Sent from my SM-S920L using Tapatalk


----------



## Ukprelude (Apr 17, 2016)

Great idea 

Sent from my SM-G935F using Tapatalk


----------



## Abenso (Apr 28, 2017)

I have an ott that's just a banded u bolt with extra latex wrapped around the end to prevent chafing and to provide a wider surface to tie the bands off to
















Sent from my SM-S920L using Tapatalk


----------



## Alfred E.M. (Jul 5, 2014)

*That's resourceful. Looks like you too have big paws. *


----------



## Abenso (Apr 28, 2017)

Alfred E. Monkeynipples said:


> *That's resourceful. Looks like you too have big paws. *


Lol thanks! It's from the early days. Yeah I got big greasy mechanic hands lol.
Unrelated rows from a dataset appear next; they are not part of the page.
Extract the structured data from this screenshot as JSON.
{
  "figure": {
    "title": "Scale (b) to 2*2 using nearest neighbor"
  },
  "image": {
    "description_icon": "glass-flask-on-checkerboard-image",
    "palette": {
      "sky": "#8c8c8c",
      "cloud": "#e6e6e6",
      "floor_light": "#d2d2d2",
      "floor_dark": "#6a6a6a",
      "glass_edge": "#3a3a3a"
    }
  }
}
Upside of being a mechanic and a slingshooter: free ammo and no lack of arm strength lol

Sent from my SM-S920L using Tapatalk


----------



## Royleonard (Jun 30, 2017)

Excellent thinking and solution!


----------



## Ibojoe (Mar 13, 2016)

That's a good idea. Im especially fond of the term "Liquid Bullet" sounds like a fast band set!!


----------



## Hulla Baloo (Nov 25, 2017)

Yes, that looks as if it will fit deep, deep into the crease. I take it Pinky and Ring fit comfortably between the cap nuts?


----------



## Alfred E.M. (Jul 5, 2014)

Ibojoe said:


> That's a good idea. Im especially fond of the term "Liquid Bullet" sounds like a fast band set!!


*Dankung sells those ready made band sets and I assume they're Precise red 0.70mm - similar to .030 latex. Yes, fast.*


----------



## Alfred E.M. (Jul 5, 2014)

Mr. Nice said:


> Yes, that looks as if it will fit deep, deep into the crease. I take it Pinky and Ring fit comfortably between the cap nuts?


*In my hand, the middle finger rests above the top acorn nut, ring fing nestles between the two, and Mr. Pinky lays on top of the lower acorn. They're comfortable, acceptable positions to lock in this small frame, but I'm working on something in micarta that will use a 5/16 U-bolt - thicker diameter and a wider gap so both ring and pinky will fit between the legs. *


----------



## Hulla Baloo (Nov 25, 2017)

I see what you mean now. I've been improvising the concept here. Creating that gap feeds a whole lot more strength to the fingers...

New thing learned. Thank you-


----------



## Tremoside (Jul 17, 2013)

The power of the added axis! Great hack and I dig the Rat Rod comparison as well. Thinking outside the box is always fun! Thanks for sharing :wave:


----------



## mostho (Mar 28, 2017)

YOu make some ot the best mods I've seen. Love also this Axiomized Axiom


----------